C'est une victoire historique. Pour la première fois
dimanche soir, la gauche radicale est arrivée en tête d'un
scrutin en Grèce. Avec 26,57 %
des voix après le dépouillement de la quasi-totalité des
bulletins de vote, le Syriza devance, largement, les deux
partis qui gouvernaient le pays en alternance depuis la chute
des Colonels, en 1974 – et tous deux ensemble sous la forme
d'une coalition depuis fin 2011 : la droite conservatrice de
Nouvelle Démocratie est près de quatre points derrière, à
22,72 %, tandis que les socialistes du PASOK sont relégués à la
quatrième place, après les néonazis d'Aube Dorée.
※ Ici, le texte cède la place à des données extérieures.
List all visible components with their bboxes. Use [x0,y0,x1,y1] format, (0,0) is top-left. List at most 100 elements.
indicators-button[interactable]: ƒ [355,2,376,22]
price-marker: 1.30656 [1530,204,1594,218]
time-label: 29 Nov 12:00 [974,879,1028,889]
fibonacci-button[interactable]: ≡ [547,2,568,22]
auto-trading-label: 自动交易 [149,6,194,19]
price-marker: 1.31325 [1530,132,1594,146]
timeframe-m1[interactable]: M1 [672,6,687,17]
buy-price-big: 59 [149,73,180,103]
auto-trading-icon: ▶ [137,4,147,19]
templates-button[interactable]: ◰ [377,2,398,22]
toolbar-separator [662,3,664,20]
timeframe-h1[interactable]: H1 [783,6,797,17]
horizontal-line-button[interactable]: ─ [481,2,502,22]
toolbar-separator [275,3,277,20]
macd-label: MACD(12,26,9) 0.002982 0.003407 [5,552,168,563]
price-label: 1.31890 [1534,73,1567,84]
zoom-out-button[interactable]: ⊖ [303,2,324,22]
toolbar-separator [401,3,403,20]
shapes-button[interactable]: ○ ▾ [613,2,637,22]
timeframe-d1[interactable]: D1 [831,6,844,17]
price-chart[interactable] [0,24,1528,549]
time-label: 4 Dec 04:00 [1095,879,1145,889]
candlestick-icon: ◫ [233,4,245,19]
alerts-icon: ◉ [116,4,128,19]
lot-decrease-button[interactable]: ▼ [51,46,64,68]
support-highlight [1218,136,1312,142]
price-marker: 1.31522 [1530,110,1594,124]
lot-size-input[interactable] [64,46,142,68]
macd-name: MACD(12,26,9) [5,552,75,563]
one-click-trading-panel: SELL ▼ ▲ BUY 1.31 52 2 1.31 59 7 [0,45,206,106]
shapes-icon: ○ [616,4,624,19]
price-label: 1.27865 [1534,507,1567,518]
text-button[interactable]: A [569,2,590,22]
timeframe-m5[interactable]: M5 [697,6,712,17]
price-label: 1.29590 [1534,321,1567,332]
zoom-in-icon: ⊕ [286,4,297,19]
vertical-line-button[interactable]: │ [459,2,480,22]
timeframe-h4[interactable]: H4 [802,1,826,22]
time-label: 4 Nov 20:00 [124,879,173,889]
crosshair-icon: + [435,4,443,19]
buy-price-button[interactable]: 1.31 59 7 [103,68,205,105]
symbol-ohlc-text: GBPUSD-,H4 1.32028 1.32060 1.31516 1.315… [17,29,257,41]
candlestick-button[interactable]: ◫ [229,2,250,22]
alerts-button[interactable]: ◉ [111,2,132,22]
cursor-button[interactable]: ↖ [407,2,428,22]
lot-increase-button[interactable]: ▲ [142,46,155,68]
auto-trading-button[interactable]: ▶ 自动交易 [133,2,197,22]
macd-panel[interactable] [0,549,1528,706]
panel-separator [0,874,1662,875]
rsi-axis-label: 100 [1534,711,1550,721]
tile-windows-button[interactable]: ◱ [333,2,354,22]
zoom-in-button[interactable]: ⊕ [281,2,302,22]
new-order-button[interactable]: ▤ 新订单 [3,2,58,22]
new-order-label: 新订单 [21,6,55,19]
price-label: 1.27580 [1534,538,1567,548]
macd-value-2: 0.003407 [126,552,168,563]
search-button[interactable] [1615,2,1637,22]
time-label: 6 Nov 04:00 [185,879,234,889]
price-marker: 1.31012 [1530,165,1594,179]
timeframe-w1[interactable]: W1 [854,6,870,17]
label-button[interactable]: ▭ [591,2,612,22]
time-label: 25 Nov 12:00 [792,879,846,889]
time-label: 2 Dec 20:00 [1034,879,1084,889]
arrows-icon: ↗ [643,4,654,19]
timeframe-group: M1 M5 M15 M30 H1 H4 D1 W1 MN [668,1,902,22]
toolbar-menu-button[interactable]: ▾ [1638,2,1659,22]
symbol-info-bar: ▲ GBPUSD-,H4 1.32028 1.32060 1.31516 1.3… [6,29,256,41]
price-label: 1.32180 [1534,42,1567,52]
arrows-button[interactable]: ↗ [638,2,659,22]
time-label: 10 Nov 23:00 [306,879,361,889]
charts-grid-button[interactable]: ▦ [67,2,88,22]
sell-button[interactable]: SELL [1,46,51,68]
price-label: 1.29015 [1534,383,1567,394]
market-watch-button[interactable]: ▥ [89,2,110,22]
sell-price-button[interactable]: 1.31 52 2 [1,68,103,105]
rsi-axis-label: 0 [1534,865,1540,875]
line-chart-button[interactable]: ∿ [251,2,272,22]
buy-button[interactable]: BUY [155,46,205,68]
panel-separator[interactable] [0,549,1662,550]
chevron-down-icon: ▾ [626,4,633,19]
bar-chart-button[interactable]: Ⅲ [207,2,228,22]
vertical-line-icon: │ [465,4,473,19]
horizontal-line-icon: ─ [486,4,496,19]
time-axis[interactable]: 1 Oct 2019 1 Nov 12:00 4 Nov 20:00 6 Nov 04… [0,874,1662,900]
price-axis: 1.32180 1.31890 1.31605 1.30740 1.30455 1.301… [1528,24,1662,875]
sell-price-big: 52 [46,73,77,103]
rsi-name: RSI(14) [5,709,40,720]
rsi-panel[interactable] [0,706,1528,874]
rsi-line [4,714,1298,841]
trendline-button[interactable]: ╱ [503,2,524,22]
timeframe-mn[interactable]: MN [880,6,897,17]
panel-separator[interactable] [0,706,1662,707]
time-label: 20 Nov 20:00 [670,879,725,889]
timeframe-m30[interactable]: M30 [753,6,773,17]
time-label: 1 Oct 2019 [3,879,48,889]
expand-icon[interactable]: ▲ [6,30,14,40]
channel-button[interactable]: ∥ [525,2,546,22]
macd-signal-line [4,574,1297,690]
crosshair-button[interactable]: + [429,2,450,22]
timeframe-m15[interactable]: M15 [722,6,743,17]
Le Syriza a donc confirmé son score des élections
législatives anticipées de 2012, lorsqu'il avait effectué sa
percée spectaculaire, obtenant déjà près de 27 % des voix et 71
sièges à la Vouli, le parlement grec. Mais, à la différence de
2012 où il était arrivé deuxième, laissant Nouvelle Démocratie
bénéficier de la prime à la majorité qui octroie en Grèce un
bonus de 50 députés au parlement, il creuse cette fois-ci
l'écart, et crée une nouvelle fois la surprise, tant les
enquêtes d'opinion, tout au long de la campagne, avaient donné
la droite conservatrice et la gauche radicale au coude à coude
sans anticiper une victoire aussi nette du parti d'Alexis
Tsipras. C'est donc à un complet renversement des forces
politiques grecques au parlement européen que l'on assiste : en
2009, le PASOK et Nouvelle Démocratie comptaient chacun 8 sièges
d'eurodéputés et cumulaient à eux deux 69 % des voix (contre
moins de la moitié ce dimanche) et le Syriza n'avait récolté que
4,7 % des voix et un siège d'eurodéputé – contre six sièges
cette fois-ci, selon les projections. Ce scrutin européen
conforte donc l'installation durable de Syriza dans le paysage
politique grec au niveau national, sur fond de désaveu massif
des politiques d'austérité mises en œuvre dans le pays depuis
quatre ans.
Mais il atteste aussi de l'ancrage de Syriza au niveau
local, alors qu'il y était traditionnellement moins implanté que
le PASOK ou le KKE, le parti communiste grec : dimanche, les
Grecs votaient également pour le second tour des régionales et
des municipales, et Rena Dourou, la candidate du Syriza à la
région de l'Attique, la région d'Athènes qui concentre près de
la moitié de la population du pays, a été élue tandis que le
candidat du Syriza à la mairie d'Athènes, Gabriel Sakellaridis,
un illustre inconnu avant la campagne, obtenait un score tout à
fait honorable face au maire sortant Yorgos Kaminis, une
personnalité pourtant relativement consensuelle, sans étiquette
politique (48,59 %). Ces deux poussées dans la métropole
athénienne et sa région mettent en évidence le travail de
terrain considérable mené par le Syriza depuis deux ans, à
travers notamment son soutien aux assemblées de quartier et à
tout un réseau de mouvements d'entraide, « Solidarité pour
tous » – des initiatives nées dans la foulée du mouvement des
Indignés qui avait éclos en Grèce un an plus tôt, et sur les
décombres d'une politique d'austérité dévastatrice depuis 2010.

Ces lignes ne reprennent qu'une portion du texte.